Preparing for SEPA: A compliance roadmap for Serbian and regional banks
Serbia officially joined SEPA in May 2025, becoming the 41st country to do so. This is a big milestone for sure, but also just the beginning.

For banks, this isn’t just a symbolic win. It’s a compliance sprint, a technical overhaul, and a major opportunity to modernise services, lower payment costs, and align with the European fintech ecosystem.
So, let’s see what’s next and what banks need to do about it.
What is SEPA, and why does it matter in 2025?
SEPA (Single Euro Payments Area) is a European Union initiative that simplifies and standardises euro payments across member and non-member countries.
It enables faster, cheaper, and more transparent cross-border transactions, aligning non-EU countries with EU-level payment infrastructure and regulation.
The timeline: What’s coming and when
Serbia officially became a SEPA member on May 22, 2025, marking a pivotal moment in its path toward EU financial alignment. But the real work begins now.
Starting in November 2025, the country will enter the technical preparation phase, during which payment service providers (PSPs) must begin adapting their systems and infrastructure to comply with SEPA’s operational standards.
The earliest expected go-live date for Serbian PSPs to fully participate in SEPA, including credit transfers, instant payments, and direct debits, is set for May 2026.
In parallel, all banks operating in Serbia must also meet the requirements of the new EU Instant Payments Regulation (IPR). According to the regulation, as early as January 2025, they needed to be technically ready to receive instant euro payments, and by October 2025, they must be able to send them as well.
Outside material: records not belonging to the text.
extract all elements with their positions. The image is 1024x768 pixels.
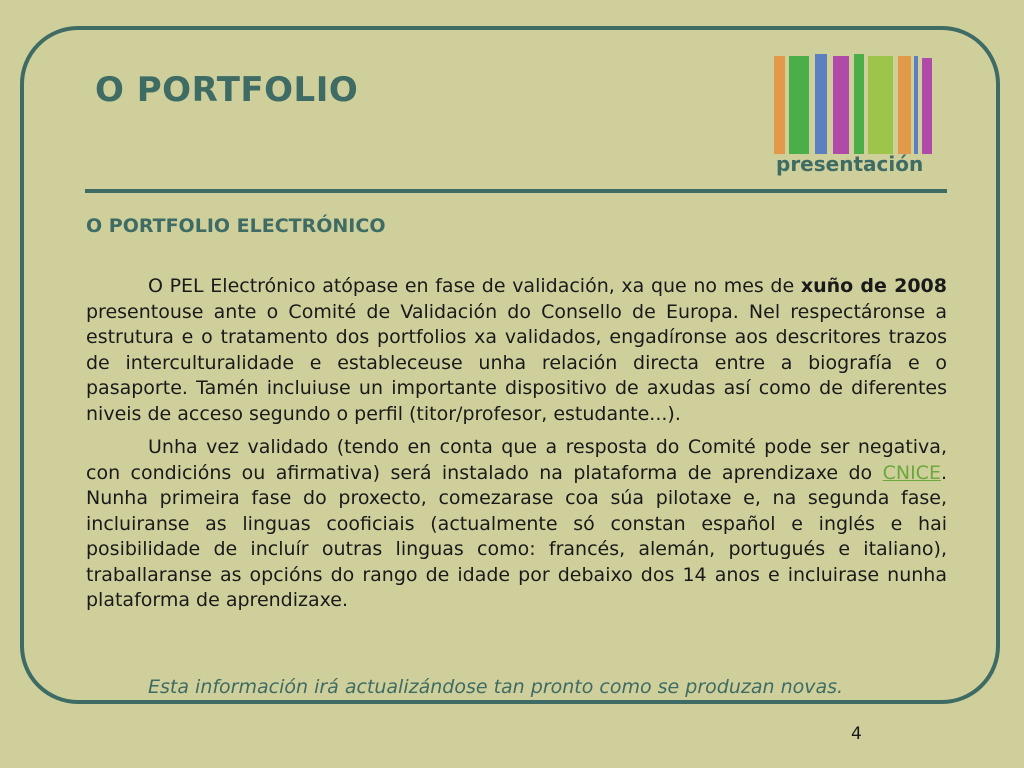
logo-bar-8 [914,56,918,154]
paragraph-1-text-a: O PEL Electrónico atópase en fase de validación, xa que no mes de [148,275,801,297]
paragraph-1-bold-date: xuño de 2008 [800,275,947,297]
section-subtitle: O PORTFOLIO ELECTRÓNICO [86,215,386,237]
logo-label: presentación [776,152,924,176]
logo-bar-3 [815,54,827,154]
paragraph-2-text-a: Unha vez validado (tendo en conta que a resposta do Comité pode ser negativa, con condicións ou afirmativa) será instalado na plataforma de aprendizaxe do [86,436,947,484]
slide-title: O PORTFOLIO [95,70,359,110]
paragraph-2-text-b: . Nunha primeira fase do proxecto, comezarase coa súa pilotaxe e, na segunda fase, incluiranse as linguas cooficiais (actualmente só constan español e inglés e hai posibilidade de incluír outras linguas como: francés, alemán, portugués e italiano), traballaranse as opcións do rango de idade por debaixo dos 14 anos e incluirase nunha plataforma de aprendizaxe. [86,461,947,611]
title-divider [85,189,947,193]
paragraph-1 [86,274,947,427]
logo-bar-7 [898,56,911,154]
logo-bar-2 [789,56,809,154]
page-number: 4 [851,724,862,744]
paragraph-1-text-b: presentouse ante o Comité de Validación do Consello de Europa. Nel respectáronse a estrutura e o tratamento dos portfolios xa validados, engadíronse aos descritores trazos de interculturalidade e estableceuse unha relación directa entre a biografía e o pasaporte. Tamén incluiuse un importante dispositivo de axudas así como de diferentes niveis de acceso segundo o perfil (titor/profesor, estudante...). [86,300,947,425]
logo-bar-9 [922,58,932,154]
footer-note: Esta información irá actualizándose tan pronto como se produzan novas. [148,676,844,698]
cnice-link[interactable]: CNICE [882,461,941,484]
body-text [86,274,947,622]
logo-bar-5 [854,54,864,154]
logo-bar-6 [868,56,893,154]
presentacion-logo [774,54,934,154]
paragraph-2 [86,435,947,614]
logo-bar-4 [833,56,849,154]
logo-bar-1 [774,56,785,154]
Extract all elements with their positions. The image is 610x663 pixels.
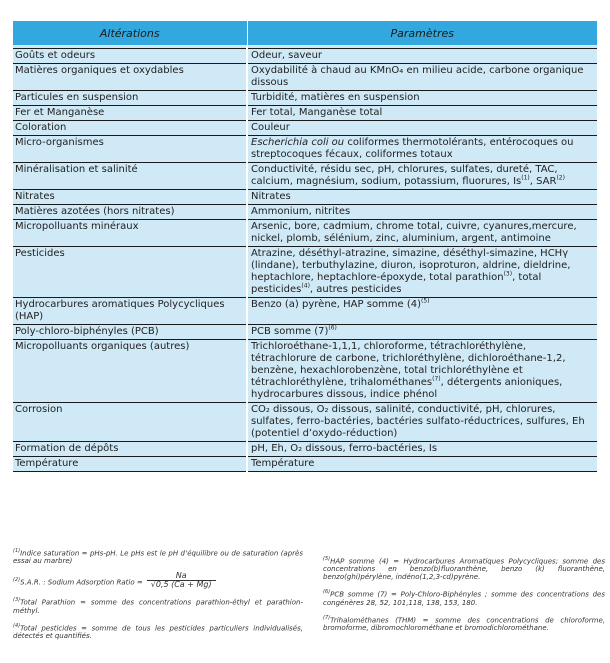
parameter-text: coliformes thermotolérants, entérocoques ou streptocoques fécaux, coliformes totaux: [251, 137, 574, 160]
footnote-ref: (2): [556, 174, 565, 182]
alteration-cell: Température: [13, 457, 247, 472]
sar-denominator: √0,5 (Ca + Mg): [147, 580, 216, 589]
footnote-mark: (1): [13, 548, 21, 554]
alteration-cell: Micropolluants minéraux: [13, 220, 247, 247]
parameter-cell: Turbidité, matières en suspension: [247, 91, 597, 106]
alteration-cell: Matières azotées (hors nitrates): [13, 205, 247, 220]
alteration-cell: Nitrates: [13, 190, 247, 205]
parameter-text: , total pesticides: [251, 272, 542, 295]
parameter-cell: [247, 325, 597, 340]
species-name-italic: Escherichia coli ou: [251, 137, 345, 148]
footnote-ref: (3): [503, 270, 513, 278]
parameter-text: Conductivité, résidu sec, pH, chlorures, sulfates, dureté, TAC, calcium, magnésium, sodium, potassium, fluorures, Is: [251, 164, 558, 187]
parameter-text: Benzo (a) pyrène, HAP somme (4): [251, 299, 422, 310]
footnote-text: S.A.R. : Sodium Adsorption Ratio =: [20, 577, 143, 586]
footnote-mark: (7): [323, 614, 331, 621]
footnote-text: Total Parathion = somme des concentrations parathion-éthyl et parathion-méthyl.: [13, 598, 303, 615]
footnote-3: [13, 596, 303, 614]
footnote-5: [323, 555, 605, 581]
parameter-text: Atrazine, déséthyl-atrazine, simazine, déséthyl-simazine, HCHγ (lindane), terbuthylazine, diuron, isoproturon, aldrine, dieldrine, heptachlore, heptachlore-époxyde, total parathion: [251, 248, 571, 283]
footnote-text: Trihalométhanes (THM) = somme des concentrations de chloroforme, bromoforme, dibromochlorométhane et bromodichlorométhane.: [323, 615, 605, 632]
parameter-cell: Arsenic, bore, cadmium, chrome total, cuivre, cyanures,mercure, nickel, plomb, sélénium, zinc, aluminium, argent, antimoine: [247, 220, 597, 247]
parameter-cell: Nitrates: [247, 190, 597, 205]
alteration-cell: Fer et Manganèse: [13, 106, 247, 121]
footnote-text: PCB somme (7) = Poly-Chloro-Biphényles ; somme des concentrations des congénères 28, 52, 101,118, 138, 153, 180.: [323, 590, 605, 607]
parameter-text: Trichloroéthane-1,1,1, chloroforme, tétrachloréthylène, tétrachlorure de carbone, trichloréthylène, dichloroéthane-1,2, benzène, hexachlorobenzène, total trichloréthylène et tétrachloréthylène, trihalométhanes: [251, 341, 566, 388]
table-row: [13, 106, 597, 121]
alteration-cell: Minéralisation et salinité: [13, 163, 247, 190]
table-row: [13, 442, 597, 457]
alteration-cell: Formation de dépôts: [13, 442, 247, 457]
table-row: [13, 457, 597, 472]
table-row: [13, 403, 597, 442]
footnotes-right-column: [323, 547, 605, 639]
table-row: [13, 340, 597, 403]
footnote-ref: (4): [301, 282, 310, 290]
alteration-cell: Matières organiques et oxydables: [13, 64, 247, 91]
alteration-cell: Goûts et odeurs: [13, 49, 247, 64]
parameter-text: PCB somme (7): [251, 326, 329, 337]
footnote-mark: (3): [13, 597, 21, 604]
footnote-text: HAP somme (4) = Hydrocarbures Aromatiques Polycycliques; somme des concentrations en benzo(b)fluoranthène, benzo (k) fluoranthène, benzo(ghi)pérylène, indéno(1,2,3-cd)pyrène.: [323, 557, 605, 582]
header-parametres: Paramètres: [247, 21, 597, 45]
footnote-6: [323, 588, 605, 606]
table-row: [13, 91, 597, 106]
alteration-cell: Coloration: [13, 121, 247, 136]
footnote-mark: (2): [13, 576, 21, 583]
alteration-cell: Corrosion: [13, 403, 247, 442]
table-row: [13, 190, 597, 205]
table-row: [13, 136, 597, 163]
parameter-cell: Fer total, Manganèse total: [247, 106, 597, 121]
table-row: [13, 121, 597, 136]
footnote-7: [323, 614, 605, 632]
parameter-cell: [247, 247, 597, 298]
parameters-table: [13, 21, 597, 472]
alteration-cell: Micropolluants organiques (autres): [13, 340, 247, 403]
parameter-cell: Odeur, saveur: [247, 49, 597, 64]
table-row: [13, 49, 597, 64]
table-row: [13, 298, 597, 325]
parameter-cell: [247, 340, 597, 403]
footnotes-left-column: [13, 547, 303, 647]
parameter-cell: Température: [247, 457, 597, 472]
table-header-row: [13, 21, 597, 45]
table-row: [13, 163, 597, 190]
footnote-mark: (4): [13, 622, 21, 629]
footnote-1: [13, 547, 303, 565]
footnote-ref: (1): [521, 174, 530, 182]
footnote-text: Indice saturation = pHs-pH. Le pHs est le pH d’équilibre ou de saturation (après essai au marbre): [13, 549, 303, 566]
parameter-cell: CO₂ dissous, O₂ dissous, salinité, conductivité, pH, chlorures, sulfates, ferro-bactéries, bactéries sulfato-réductrices, sulfures, Eh (potentiel d’oxydo-réduction): [247, 403, 597, 442]
parameter-text: , SAR: [529, 176, 557, 187]
table-row: [13, 64, 597, 91]
alteration-cell: Poly-chloro-biphényles (PCB): [13, 325, 247, 340]
parameter-text: , détergents anioniques, hydrocarbures dissous, indice phénol: [251, 377, 563, 400]
parameter-cell: Oxydabilité à chaud au KMnO₄ en milieu acide, carbone organique dissous: [247, 64, 597, 91]
table-row: [13, 247, 597, 298]
parameter-cell: [247, 163, 597, 190]
parameter-cell: [247, 298, 597, 325]
footnote-ref: (6): [328, 324, 337, 332]
alteration-cell: Pesticides: [13, 247, 247, 298]
sar-fraction: [147, 572, 216, 589]
footnote-mark: (5): [323, 556, 331, 562]
footnote-2: [13, 572, 303, 589]
footnote-text: Total pesticides = somme de tous les pesticides particuliers individualisés, détectés et quantifiés.: [13, 623, 303, 640]
table-row: [13, 325, 597, 340]
footnote-mark: (6): [323, 589, 331, 596]
table-row: [13, 220, 597, 247]
alteration-cell: Micro-organismes: [13, 136, 247, 163]
footnote-ref: (5): [421, 297, 430, 305]
parameter-cell: [247, 136, 597, 163]
parameter-cell: Ammonium, nitrites: [247, 205, 597, 220]
sar-numerator: Na: [175, 571, 187, 581]
header-alterations: Altérations: [13, 21, 247, 45]
alteration-cell: Hydrocarbures aromatiques Polycycliques (HAP): [13, 298, 247, 325]
parameter-cell: Couleur: [247, 121, 597, 136]
parameter-cell: pH, Eh, O₂ dissous, ferro-bactéries, Is: [247, 442, 597, 457]
alteration-cell: Particules en suspension: [13, 91, 247, 106]
footnote-ref: (7): [432, 375, 441, 383]
footnote-4: [13, 622, 303, 640]
parameter-text: , autres pesticides: [309, 284, 402, 295]
table-row: [13, 205, 597, 220]
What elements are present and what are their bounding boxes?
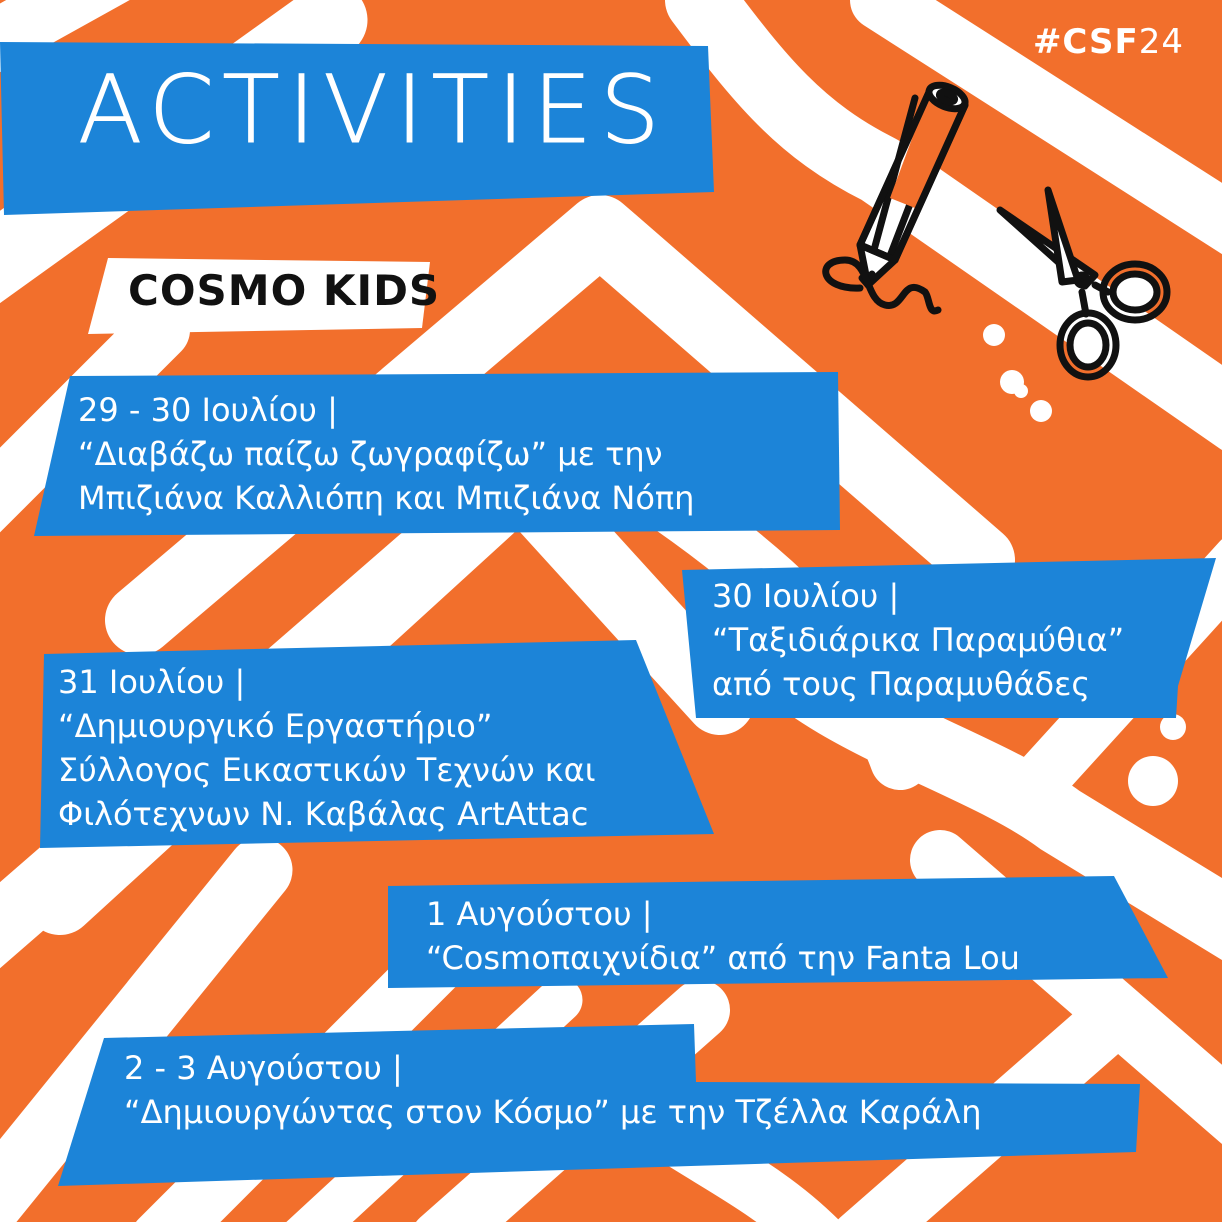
event-3 [58,660,596,836]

But this transition isn’t just about gaining access to a new payment system. It comes with strict technical obligations. From real-time anti–money laundering (AML) screening to ultra-precise timestamping that ensures payment processing within 10 seconds or less, Serbian banks are facing a fast-approaching and ambitious upgrade cycle.
The next moves for banks in the region
Compliance with SEPA isn’t plug-and-play. For Serbian banks, it requires a substantial overhaul of both technical systems and internal operations.
Building an always-on infrastructure
Banks will need to build 24/7 infrastructure to support instant payments because real-time transfers don’t take weekends off, and neither can your systems. Every transaction must meet precise processing time benchmarks, with timestamps hitting the 5-, 7-, and 9-second marks to stay within SEPA's performance thresholds.
To support this speed, banks must ensure liquidity buffers are in place, as instant payments demand pre-funded accounts waiting for end-of-day clearing is no longer an option. Additionally, API-readiness is crucial to enable seamless real-time communication and integration with EU-wide payment and verification systems.
Meeting SEPA’s compliance standards
On the compliance front, batch processing will become a thing of the past. SEPA demands real-time AML and sanctions screening, making it essential for banks to have the capability to identify risks instantly, before a payment is executed.
The verification-of-payee requirement means systems must be able to match recipient names to IBANs in real time. This is a significant shift in how transfers are validated. And as part of a unified European payment network, banks must adhere to strict security standards, ensuring that all operations meet EU-level expectations for safety and accountability.
Ensuring operational readiness
From an operational standpoint, this transition requires more than just tech upgrades. Banks will need to train teams specifically for SEPA compliance, equipping staff with the knowledge to navigate new systems, processes, and risks.
In many cases, they’ll also need to collaborate with fintech partners or technology vendors to deliver key components of their infrastructure and compliance workflows. Finally, banks should prepare for the unexpected by developing contingency plans, covering everything from downtime and fraud response to handling regulatory audits.
Why this is a huge opportunity
Yes, SEPA brings a host of regulatory requirements. But beyond compliance, it opens the door to a much larger opportunity: competitive differentiation.
Business clients will soon expect seamless, real-time euro payments as the standard, not a premium feature. On the consumer side, expectations are shifting just as quickly.
People want lower fees, instant transfers, and a user experience that matches what they get from leading fintech apps.
Banks that aim for the bare minimum will struggle to keep pace. Those that go further, by offering better UX, real-time notifications, smart API integrations, and even embedded financial services, will stand out in a rapidly modernising financial landscape.
In short, SEPA isn’t just a compliance checkbox. It’s a platform to build on, offering banks a unique chance to future-proof their services and lead the way in regional innovation.
How we can help
Payment systems evolve, so should the tech stack behind them. Our teams help banks:
- build and scale real-time infrastructure;
- automate compliance workflows;
- develop custom integrations with EU payment rails and AML tools;
- monitor performance with dashboards and reporting that satisfy both internal and regulatory needs,
Final thoughts: The countdown is on
Serbia’s SEPA membership isn’t a historic headline. It represents a roadmap with real deadlines. Banks in Serbia have less than a year to meet incoming regulatory and technical requirements. But for those that invest early, the payoff is clear: faster services, cross-border trust, and an edge in a fast-modernising financial ecosystem.
The question isn’t whether you need to prepare. It’s how fast you’re willing to move.